Replies are listed 'Best First'.
Re: some bioinformatics
by anneli (Pilgrim) on Oct 01, 2011 at 05:02 UTC

    Hi hgraf;

    That's a regular expression, and it's probably the most important bit of your code. The bits in parens are the capture groups; they're $1, $2, ...

    \S+ means 1 or more non-whitespace character(s), and \s* is 0 or more whitespace. It depends on the format of your data, but repeated (\S+)\s*(\S+)\s* sections may be enough.

Re: some bioinformatics
by Marshall (Canon) on Oct 01, 2011 at 05:47 UTC
    It sounds like what you have is a FASTA file.

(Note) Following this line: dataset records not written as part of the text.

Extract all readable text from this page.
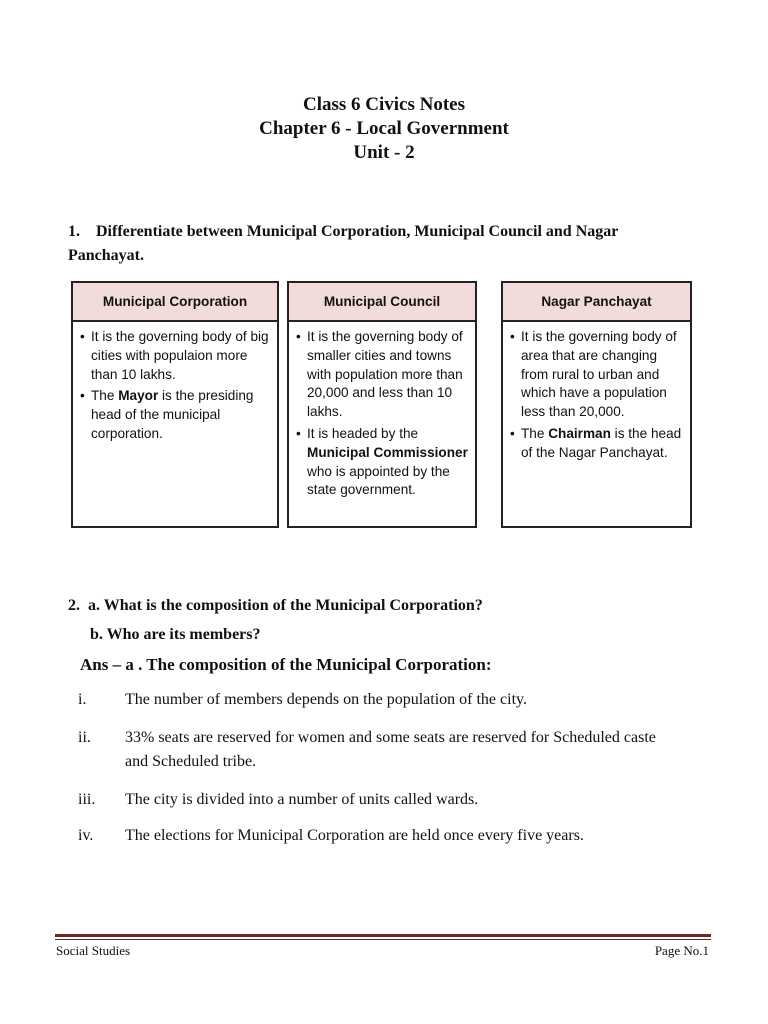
Class 6 Civics Notes
Chapter 6 - Local Government
Unit - 2
1.    Differentiate between Municipal Corporation, Municipal Council and Nagar
Panchayat.
Municipal Corporation
• It is the governing body of big cities with populaion more than 10 lakhs.
• The Mayor is the presiding head of the municipal corporation.
Municipal Council
• It is the governing body of smaller cities and towns with population more than 20,000 and less than 10 lakhs.
• It is headed by the Municipal Commissioner who is appointed by the state government.
Nagar Panchayat
• It is the governing body of area that are changing from rural to urban and which have a population less than 20,000.
• The Chairman is the head of the Nagar Panchayat.
2.  a. What is the composition of the Municipal Corporation?
b. Who are its members?
Ans – a . The composition of the Municipal Corporation:
i. The number of members depends on the population of the city.
ii. 33% seats are reserved for women and some seats are reserved for Scheduled caste
and Scheduled tribe.
iii. The city is divided into a number of units called wards.
iv. The elections for Municipal Corporation are held once every five years.
Social Studies	Page No.1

    Click on: CPAN search for fasta and you will get pages of CPAN modules that have something to do with the FASTA format!

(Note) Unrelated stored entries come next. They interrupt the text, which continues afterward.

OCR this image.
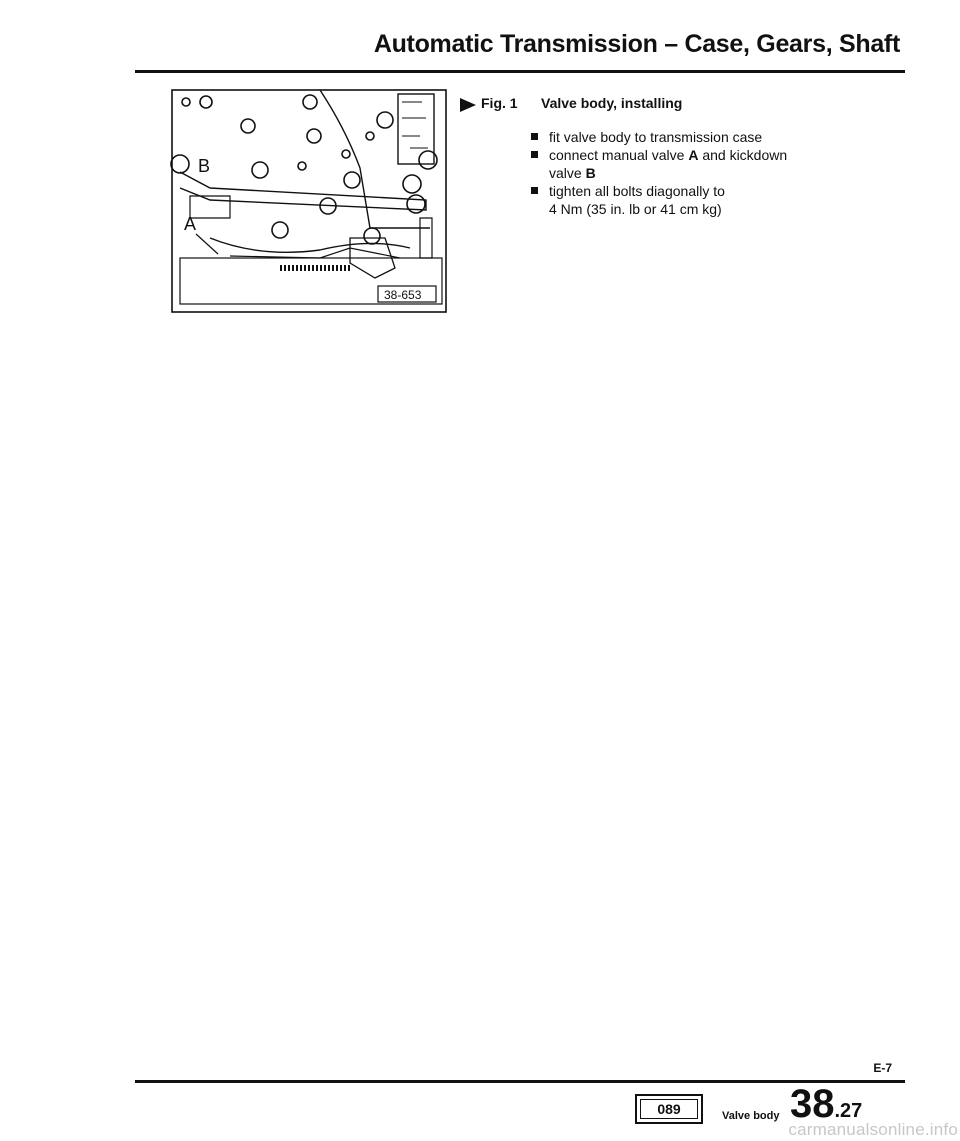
Automatic Transmission – Case, Gears, Shaft
38-653
B
A
Fig. 1 Valve body, installing
fit valve body to transmission case
connect manual valve A and kickdown
valve B
tighten all bolts diagonally to
4 Nm (35 in. lb or 41 cm kg)
E-7
089	Valve body 38.27
carmanualsonline.info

    I wrote one FASTA parser. Use it if you want. I did this to demo one particular type of parsing technique. There are many other ways to write code that parses a FASTA file.
    I don't recommend that you use my code because I think that there is more general purpose code in the way of a CPAN module or "library function" that you can use.

    The basic formula for success here is:
    Explain what you want to do in terms of:
    a) the data that you have now and
    b) the information that you want to produce.
    And then show
    c) your Perl code so far.

    I highly recommend trying to understand how to use the BioPerl modules. But in any event, you have not shown either (a) or (b) above. So it is not possible to discuss (c).

Re: some bioinformatics
by Cristoforo (Curate) on Oct 01, 2011 at 20:04 UTC
    I commented on a similiar problem here and here. If the module discussed, Bio::SeqIO, doesn't solve your problem, maybe this one would, Bio::Seq.
Re: some bioinformatics
by pvaldes (Chaplain) on Oct 01, 2011 at 08:55 UTC
    ($line =~ /^>(\S+)\s*(.*)/ ); # what is exactly doing?

    this line search: a beginning of line, followed by at least one letter or digit that are captured for reuse later as ID, followed or not with one or some white spaces, followed or not by anything. Anything is captured also so you can pass this to a second variable later (Description). Whitespaces and the description block are optional

    i.e, this

    blablabla blobloblo #OK blabla #OK b #OK blabla #NOT, note the whitespaces before

    Now, what I need it to do is, add more strings. I need two extra strings.

    my $first_extra_string = 'I am a cow'; my $second_extra_string = 'moo too';

    How can add more $ to it, such as acession numbers?

    my $adding_more_dollar_signs = "I am rocowfeller, I have a lot of \$\$\$\$\$!";

    Maybe you should explain better what you want to do exactly?

    something like this?

    ($line =~ /^>(\S+)\s*(.*)\s*(.*)\s*(.*)/ ); my $daisy_cow = $3; my $shawn_the_sheep = $4;
Re: some bioinformatics
by Anonymous Monk on Oct 01, 2011 at 02:33 UTC

    Hi,

    As a start, tell us exactly what your starting data looks like, and what bits of it you wish to extract.

    J.C.

Re: some bioinformatics
by Anonymous Monk on Oct 01, 2011 at 02:06 UTC
    he says without looking up Have you read perlintro?